Apply Pod Security Standards

Kubernetes version 1.25+

You can set namespace-based isolation levels for pods using Pod Security Standards, enforced by the built-in Pod Security admission controller. These standards specify a list of controls, such as capabilities, seccomp profiles, and volume types.

While the Pod Security admission controller is a built-in feature of Kubernetes, it is not necessarily enabled by default in all Kubernetes distributions. Moreover, for environments where enhanced or different security policies are required, third-party alternatives such as Open Policy Agent (OPA) can be utilized. For more information on using third-party tools to enforce pod security standards, see enforcing pod security standards with third-party alternatives.

Pod security standards

Pod Security Standards define three policies:

Privileged: An unrestricted policy.
Baseline: Minimally restrictive policy.
Restricted: Heavily restricted policy.

Pod Security Standards are a built-in feature of Kubernetes, and they cannot be extended or customized.

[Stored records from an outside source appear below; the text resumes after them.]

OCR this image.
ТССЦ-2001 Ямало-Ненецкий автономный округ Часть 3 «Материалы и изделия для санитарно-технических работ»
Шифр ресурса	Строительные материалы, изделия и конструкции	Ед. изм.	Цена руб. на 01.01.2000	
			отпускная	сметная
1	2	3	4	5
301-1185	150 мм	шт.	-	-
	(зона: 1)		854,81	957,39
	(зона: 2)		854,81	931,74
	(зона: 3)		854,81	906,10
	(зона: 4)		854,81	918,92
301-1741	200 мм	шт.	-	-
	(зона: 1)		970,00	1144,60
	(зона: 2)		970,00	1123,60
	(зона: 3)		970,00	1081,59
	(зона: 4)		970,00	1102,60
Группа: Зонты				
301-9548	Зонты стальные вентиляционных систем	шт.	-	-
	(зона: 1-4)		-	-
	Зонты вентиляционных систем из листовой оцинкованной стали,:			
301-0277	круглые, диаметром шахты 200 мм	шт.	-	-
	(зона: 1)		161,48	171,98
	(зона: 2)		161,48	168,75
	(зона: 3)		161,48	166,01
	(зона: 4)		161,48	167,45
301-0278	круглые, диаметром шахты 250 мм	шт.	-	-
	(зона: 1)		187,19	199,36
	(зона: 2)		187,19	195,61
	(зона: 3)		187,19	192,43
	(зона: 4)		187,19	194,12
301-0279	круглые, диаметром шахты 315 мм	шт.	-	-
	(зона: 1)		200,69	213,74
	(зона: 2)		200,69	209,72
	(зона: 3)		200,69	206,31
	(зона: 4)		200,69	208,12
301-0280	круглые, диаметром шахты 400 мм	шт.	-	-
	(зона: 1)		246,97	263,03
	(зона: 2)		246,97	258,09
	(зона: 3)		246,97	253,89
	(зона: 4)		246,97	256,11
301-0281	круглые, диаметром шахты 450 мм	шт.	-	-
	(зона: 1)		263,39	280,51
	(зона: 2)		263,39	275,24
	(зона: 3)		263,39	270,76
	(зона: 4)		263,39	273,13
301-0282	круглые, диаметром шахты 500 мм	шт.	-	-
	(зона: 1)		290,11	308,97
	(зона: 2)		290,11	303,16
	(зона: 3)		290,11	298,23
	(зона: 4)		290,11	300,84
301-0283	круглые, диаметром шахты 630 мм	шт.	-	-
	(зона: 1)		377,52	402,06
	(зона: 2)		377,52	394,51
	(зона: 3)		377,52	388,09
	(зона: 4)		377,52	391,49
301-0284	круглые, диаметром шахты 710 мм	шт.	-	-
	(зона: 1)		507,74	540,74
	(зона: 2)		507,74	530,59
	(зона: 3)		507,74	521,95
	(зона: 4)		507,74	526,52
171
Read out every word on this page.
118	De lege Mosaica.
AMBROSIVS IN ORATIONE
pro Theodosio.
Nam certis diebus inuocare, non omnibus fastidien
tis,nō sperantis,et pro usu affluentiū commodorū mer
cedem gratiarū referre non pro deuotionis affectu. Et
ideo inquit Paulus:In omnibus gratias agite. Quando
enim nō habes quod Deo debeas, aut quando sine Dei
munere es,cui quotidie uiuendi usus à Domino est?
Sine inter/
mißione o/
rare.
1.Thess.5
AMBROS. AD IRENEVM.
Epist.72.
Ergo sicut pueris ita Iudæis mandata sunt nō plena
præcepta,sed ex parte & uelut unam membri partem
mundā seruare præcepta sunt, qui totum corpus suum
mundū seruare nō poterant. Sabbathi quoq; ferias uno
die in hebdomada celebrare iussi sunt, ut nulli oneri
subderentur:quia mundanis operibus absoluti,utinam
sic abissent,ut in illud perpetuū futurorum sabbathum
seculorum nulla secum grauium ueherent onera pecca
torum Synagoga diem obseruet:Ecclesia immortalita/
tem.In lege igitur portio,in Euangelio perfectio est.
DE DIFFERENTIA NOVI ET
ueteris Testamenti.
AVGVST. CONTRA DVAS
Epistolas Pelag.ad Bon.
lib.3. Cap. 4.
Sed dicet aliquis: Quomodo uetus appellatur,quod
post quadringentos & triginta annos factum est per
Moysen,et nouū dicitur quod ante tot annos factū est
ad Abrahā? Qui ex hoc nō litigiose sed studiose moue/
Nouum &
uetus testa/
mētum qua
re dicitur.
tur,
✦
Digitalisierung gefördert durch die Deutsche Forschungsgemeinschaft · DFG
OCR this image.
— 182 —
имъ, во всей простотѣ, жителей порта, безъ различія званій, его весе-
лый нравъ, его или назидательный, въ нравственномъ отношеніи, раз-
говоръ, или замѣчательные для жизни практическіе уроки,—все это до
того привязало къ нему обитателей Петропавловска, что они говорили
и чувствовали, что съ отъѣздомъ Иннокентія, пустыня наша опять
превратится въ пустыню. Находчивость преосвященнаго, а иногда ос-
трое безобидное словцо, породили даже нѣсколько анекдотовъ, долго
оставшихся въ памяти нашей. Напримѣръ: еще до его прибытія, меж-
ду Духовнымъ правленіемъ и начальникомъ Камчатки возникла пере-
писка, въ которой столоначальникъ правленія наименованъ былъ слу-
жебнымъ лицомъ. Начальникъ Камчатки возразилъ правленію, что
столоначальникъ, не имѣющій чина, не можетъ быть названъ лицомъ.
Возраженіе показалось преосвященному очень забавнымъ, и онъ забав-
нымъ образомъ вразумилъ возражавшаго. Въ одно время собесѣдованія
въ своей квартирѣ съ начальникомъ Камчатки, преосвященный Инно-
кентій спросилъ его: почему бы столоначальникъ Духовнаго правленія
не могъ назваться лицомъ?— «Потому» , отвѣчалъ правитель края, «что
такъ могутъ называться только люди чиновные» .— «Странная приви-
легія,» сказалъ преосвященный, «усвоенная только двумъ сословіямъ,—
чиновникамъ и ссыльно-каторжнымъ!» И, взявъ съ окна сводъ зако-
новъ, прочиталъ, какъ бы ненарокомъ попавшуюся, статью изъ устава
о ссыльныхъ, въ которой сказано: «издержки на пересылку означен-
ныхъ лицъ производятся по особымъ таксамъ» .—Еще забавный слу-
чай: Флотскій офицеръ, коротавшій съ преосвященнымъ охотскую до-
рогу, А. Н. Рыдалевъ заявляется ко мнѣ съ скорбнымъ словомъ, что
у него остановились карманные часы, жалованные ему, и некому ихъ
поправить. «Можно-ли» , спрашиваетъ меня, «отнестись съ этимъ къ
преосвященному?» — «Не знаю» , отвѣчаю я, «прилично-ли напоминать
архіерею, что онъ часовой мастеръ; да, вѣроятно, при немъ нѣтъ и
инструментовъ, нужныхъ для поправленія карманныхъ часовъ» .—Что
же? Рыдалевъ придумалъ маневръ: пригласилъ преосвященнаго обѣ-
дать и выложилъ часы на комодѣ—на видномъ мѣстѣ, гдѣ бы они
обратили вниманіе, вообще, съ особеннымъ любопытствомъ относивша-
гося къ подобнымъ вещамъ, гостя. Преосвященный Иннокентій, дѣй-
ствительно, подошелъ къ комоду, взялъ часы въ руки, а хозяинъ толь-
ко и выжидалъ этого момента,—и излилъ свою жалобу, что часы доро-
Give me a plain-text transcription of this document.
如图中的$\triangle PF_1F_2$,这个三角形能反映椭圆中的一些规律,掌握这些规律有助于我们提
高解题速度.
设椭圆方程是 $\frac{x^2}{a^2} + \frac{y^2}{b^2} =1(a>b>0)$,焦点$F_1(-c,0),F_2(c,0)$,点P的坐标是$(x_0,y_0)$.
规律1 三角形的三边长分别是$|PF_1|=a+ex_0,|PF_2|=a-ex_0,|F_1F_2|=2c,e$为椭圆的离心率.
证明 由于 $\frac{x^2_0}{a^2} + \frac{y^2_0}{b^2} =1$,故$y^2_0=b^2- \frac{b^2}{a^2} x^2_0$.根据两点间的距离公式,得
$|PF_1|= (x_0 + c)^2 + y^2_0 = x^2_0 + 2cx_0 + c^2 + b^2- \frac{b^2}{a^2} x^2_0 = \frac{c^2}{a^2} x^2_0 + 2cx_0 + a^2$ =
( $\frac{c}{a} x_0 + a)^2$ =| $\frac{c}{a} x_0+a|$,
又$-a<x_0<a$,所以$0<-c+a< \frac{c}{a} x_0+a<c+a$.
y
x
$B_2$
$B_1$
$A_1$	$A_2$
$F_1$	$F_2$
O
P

Configure pod security for the namespace

Pod security standards are applied at the namespace level when pods are created. If the default enforced profile set by the built-in admission controller is anything other than privileged (for example, baseline or restricted), at the built-in admission controller level, the privileged porfile needs to be configured for your namespace. Only the privileged policy is supported by Dynatrace Operator, as the CSI driver and OneAgent pods require more permissions than the baseline or restricted policies allow.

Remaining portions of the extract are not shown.